Question

If two tablets of disprin of $1.2{\text{ g}}$ each are dissolved in $1{\text{ litre}}$ of water then calculate the pH of resultant aqueous solution. [Given: Disprin consists $75\% $ of aspirin acid, ${K_a}$ of aspirin is ${10^{ - 2}}$]

A) 1.1
B) 2.2
C) 3.3
D) 4.4

Answer 1

Hint: To solve this first calculate the actual concentration of aspirin acid in disprin. The concentration of aspirin acid will be equal to the concentration of hydrogen ion in the aqueous solution of disprin. Then from the concentration of hydrogen ion calculate the pH. Remember that aspirin acid is a weak acid.


Complete solution:
We are given that disprin consists of $75\% $ of aspirin acid. And two tablets of disprin of $1.2{\text{ g}}$ each are dissolved in $1{\text{ litre}}$ of water.
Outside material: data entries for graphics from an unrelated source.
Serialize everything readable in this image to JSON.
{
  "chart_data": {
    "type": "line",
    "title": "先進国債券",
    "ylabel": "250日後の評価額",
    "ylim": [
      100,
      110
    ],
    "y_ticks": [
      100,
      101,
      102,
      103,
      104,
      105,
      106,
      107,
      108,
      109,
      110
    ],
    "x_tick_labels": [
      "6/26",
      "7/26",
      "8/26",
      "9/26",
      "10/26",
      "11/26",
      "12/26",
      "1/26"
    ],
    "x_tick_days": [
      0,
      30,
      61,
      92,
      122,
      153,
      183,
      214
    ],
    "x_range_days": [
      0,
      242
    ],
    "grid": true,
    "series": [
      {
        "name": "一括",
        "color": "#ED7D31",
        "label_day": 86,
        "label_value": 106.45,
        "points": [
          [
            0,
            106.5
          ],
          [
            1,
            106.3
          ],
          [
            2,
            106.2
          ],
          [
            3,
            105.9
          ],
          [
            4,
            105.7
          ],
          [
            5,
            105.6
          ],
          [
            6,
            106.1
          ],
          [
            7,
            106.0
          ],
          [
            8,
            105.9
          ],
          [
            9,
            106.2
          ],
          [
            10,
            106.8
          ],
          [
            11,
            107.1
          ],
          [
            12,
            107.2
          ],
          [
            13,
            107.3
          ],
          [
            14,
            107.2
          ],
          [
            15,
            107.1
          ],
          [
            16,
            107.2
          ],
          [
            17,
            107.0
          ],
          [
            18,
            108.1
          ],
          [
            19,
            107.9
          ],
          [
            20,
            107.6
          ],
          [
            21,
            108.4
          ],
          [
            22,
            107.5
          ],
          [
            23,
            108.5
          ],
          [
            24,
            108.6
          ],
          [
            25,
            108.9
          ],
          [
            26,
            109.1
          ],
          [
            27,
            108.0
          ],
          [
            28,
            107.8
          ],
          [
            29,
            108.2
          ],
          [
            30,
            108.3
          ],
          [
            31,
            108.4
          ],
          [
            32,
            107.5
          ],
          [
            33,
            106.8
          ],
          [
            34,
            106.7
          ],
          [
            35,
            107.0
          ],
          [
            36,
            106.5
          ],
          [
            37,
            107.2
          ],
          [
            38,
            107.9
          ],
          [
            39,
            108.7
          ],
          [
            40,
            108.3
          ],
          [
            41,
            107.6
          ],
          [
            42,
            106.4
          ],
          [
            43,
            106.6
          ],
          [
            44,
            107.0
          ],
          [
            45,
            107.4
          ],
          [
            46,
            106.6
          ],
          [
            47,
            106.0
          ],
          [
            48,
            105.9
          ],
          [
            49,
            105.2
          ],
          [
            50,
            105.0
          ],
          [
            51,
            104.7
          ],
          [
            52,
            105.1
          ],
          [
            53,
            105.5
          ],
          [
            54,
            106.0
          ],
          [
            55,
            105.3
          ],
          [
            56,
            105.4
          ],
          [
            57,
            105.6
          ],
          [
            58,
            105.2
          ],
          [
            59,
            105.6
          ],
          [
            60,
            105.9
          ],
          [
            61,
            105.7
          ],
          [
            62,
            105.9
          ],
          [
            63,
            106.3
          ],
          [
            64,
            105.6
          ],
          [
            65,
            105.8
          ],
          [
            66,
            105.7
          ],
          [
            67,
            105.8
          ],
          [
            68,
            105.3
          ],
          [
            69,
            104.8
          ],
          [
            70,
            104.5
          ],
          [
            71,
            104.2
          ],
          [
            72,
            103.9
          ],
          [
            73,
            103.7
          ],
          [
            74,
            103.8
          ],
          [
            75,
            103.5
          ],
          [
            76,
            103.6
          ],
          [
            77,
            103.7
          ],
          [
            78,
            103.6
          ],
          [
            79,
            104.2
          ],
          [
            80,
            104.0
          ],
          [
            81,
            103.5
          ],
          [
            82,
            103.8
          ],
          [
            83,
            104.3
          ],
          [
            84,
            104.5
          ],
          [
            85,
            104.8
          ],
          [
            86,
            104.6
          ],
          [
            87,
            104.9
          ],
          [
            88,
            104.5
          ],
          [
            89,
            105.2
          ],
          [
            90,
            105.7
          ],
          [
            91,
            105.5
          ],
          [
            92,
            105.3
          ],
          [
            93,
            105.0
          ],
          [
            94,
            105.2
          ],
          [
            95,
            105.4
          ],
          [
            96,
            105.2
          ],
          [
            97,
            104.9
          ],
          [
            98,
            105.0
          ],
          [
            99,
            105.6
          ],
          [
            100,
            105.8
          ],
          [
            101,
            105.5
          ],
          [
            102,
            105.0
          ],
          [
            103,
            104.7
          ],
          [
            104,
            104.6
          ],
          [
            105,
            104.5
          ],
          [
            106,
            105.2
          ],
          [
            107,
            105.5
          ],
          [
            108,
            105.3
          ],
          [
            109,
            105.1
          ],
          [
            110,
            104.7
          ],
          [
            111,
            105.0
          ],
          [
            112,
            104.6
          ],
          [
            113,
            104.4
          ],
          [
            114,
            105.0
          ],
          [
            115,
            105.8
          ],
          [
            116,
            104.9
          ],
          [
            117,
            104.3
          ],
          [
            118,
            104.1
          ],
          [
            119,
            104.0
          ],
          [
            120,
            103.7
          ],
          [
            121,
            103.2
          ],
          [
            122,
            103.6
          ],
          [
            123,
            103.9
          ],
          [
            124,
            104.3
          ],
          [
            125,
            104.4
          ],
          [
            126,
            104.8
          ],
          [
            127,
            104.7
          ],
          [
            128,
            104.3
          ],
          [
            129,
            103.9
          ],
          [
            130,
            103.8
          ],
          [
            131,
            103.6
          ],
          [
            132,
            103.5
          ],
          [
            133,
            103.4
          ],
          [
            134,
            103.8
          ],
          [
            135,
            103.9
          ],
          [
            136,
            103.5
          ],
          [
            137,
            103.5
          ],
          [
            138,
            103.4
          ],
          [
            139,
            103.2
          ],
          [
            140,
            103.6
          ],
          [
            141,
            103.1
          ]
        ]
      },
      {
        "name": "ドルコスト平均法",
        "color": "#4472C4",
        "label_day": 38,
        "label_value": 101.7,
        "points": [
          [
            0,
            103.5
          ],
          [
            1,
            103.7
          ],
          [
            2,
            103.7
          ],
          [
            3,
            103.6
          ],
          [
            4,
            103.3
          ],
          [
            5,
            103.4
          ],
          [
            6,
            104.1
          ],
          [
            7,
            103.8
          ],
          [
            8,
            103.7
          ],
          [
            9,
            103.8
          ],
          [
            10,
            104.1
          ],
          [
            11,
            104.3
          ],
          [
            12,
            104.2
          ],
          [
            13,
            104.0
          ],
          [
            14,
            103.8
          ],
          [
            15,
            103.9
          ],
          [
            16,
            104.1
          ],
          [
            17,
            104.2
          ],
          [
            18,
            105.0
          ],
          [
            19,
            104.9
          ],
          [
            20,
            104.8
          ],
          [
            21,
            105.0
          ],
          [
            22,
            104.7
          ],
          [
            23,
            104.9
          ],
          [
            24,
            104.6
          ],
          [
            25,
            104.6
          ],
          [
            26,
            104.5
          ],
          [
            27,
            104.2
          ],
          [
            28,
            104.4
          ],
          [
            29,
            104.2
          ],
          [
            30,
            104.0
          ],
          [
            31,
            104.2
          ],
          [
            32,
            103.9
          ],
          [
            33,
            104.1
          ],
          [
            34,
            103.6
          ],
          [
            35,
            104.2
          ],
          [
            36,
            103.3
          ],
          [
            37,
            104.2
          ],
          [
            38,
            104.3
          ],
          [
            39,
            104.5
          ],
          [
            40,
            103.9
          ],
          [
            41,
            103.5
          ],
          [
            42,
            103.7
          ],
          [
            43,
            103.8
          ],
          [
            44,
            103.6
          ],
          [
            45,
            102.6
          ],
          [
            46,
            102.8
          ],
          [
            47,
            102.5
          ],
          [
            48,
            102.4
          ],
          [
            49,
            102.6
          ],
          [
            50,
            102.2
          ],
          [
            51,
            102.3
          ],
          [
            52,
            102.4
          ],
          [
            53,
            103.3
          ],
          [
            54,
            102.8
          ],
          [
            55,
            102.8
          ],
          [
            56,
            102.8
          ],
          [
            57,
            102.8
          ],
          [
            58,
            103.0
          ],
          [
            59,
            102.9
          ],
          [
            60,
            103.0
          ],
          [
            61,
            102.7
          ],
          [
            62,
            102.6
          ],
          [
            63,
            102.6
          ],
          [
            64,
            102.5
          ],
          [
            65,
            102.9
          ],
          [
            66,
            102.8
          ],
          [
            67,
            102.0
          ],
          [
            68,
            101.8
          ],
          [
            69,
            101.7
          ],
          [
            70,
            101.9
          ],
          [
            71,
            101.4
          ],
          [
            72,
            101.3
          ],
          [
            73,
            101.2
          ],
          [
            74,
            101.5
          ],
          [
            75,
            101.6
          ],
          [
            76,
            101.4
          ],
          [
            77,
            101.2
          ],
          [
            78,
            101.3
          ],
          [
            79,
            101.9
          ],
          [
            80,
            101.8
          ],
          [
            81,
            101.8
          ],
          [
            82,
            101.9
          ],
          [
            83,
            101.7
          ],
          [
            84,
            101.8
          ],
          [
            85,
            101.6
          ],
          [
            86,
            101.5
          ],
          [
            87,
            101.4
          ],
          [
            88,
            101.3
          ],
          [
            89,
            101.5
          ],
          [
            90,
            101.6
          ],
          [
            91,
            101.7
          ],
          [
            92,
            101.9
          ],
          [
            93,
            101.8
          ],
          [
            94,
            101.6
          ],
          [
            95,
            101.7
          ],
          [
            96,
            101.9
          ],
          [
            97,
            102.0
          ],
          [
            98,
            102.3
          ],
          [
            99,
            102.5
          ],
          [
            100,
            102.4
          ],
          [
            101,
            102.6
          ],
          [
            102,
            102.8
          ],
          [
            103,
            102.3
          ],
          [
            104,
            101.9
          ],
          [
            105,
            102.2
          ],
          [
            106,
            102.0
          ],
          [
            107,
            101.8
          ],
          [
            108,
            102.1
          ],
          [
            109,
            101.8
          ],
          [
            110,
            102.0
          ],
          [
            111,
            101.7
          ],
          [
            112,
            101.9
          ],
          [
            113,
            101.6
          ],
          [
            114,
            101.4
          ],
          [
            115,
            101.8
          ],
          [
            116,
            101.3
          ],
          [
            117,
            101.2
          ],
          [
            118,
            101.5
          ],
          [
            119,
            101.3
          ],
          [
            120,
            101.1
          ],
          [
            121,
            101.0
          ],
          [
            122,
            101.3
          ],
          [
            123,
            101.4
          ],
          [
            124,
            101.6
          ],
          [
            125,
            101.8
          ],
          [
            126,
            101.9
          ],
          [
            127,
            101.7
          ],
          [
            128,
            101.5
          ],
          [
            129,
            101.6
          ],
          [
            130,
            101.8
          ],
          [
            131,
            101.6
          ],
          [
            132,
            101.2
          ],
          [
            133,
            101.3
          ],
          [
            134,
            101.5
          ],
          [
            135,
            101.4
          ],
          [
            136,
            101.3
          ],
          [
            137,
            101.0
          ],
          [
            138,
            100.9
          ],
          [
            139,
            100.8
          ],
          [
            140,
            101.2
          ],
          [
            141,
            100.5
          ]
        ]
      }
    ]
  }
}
Thus,
Amount of aspirin acid present in a $1.2{\text{ g}}$ tablet of disprin $ = \dfrac{{75}}{{100}} \times 1.2{\text{ g}}$
Amount of aspirin acid present in a $1.2{\text{ g}}$ tablet of disprin $ = 0.9{\text{ g}}$
Now, $1.2{\text{ g}}$ tablet of disprin is dissolved in $1{\text{ litre}}$ of water. Thus,
Concentration of aspirin acid $ = \dfrac{{{\text{0}}{\text{.9 g}}}}{{1{\text{ L}}}}$
Concentration of aspirin acid $ = {\text{0}}{\text{.9 M}}$
The concentration of aspirin acid is equal to the concentration of hydrogen ion in the aqueous solution of disprin. Thus,
Concentration of hydrogen ion $ = {\text{0}}{\text{.9 M}}$
Calculate the $p{K_a}$ of aspirin acid using the equation as follows:
$p{K_a} = - \log {K_a}$
Where ${K_a}$ is the dissociation constant of acid.
We are given that ${K_a}$ of aspirin acid is ${10^{ - 2}}$. Thus,
$p{K_a} = - \log \left( {{{10}^{ - 2}}} \right)$
$p{K_a} = 2$
The equation to calculate the pH of a weak acid is as follows:
${\text{pH}} = \dfrac{1}{2}\left( {p{K_a} - \log C} \right)$
Where $C$ is the concentration of the weak acid.
Substitute 2 for the $p{K_a}$ of aspirin acid, ${\text{0}}{\text{.9 M}}$ for the concentration of aspirin acid. Thus,
${\text{pH}} = \dfrac{1}{2}\left( {2 - \log \left( {{\text{0}}{\text{.9 M}}} \right)} \right)$
${\text{pH}} = \dfrac{1}{2}\left( {2 - \left( { - {\text{0}}{\text{.04575}}} \right)} \right)$
${\text{pH}} = \dfrac{1}{2}\left( {2.04575} \right)$
${\text{pH}} = 1.02 \approx 1.1$
Thus, the pH of resultant aqueous solution is 1.1.

Thus, the correct option is (A) 1.1.


Note:If the pH is less than 7 then the solution is acidic. If the pH is more than 7 then the solution is basic or alkaline. If the pH is equal to 7 then the solution is neutral. Here the pH of the solution of disprin is 1.1 which means that the solution is acidic in nature.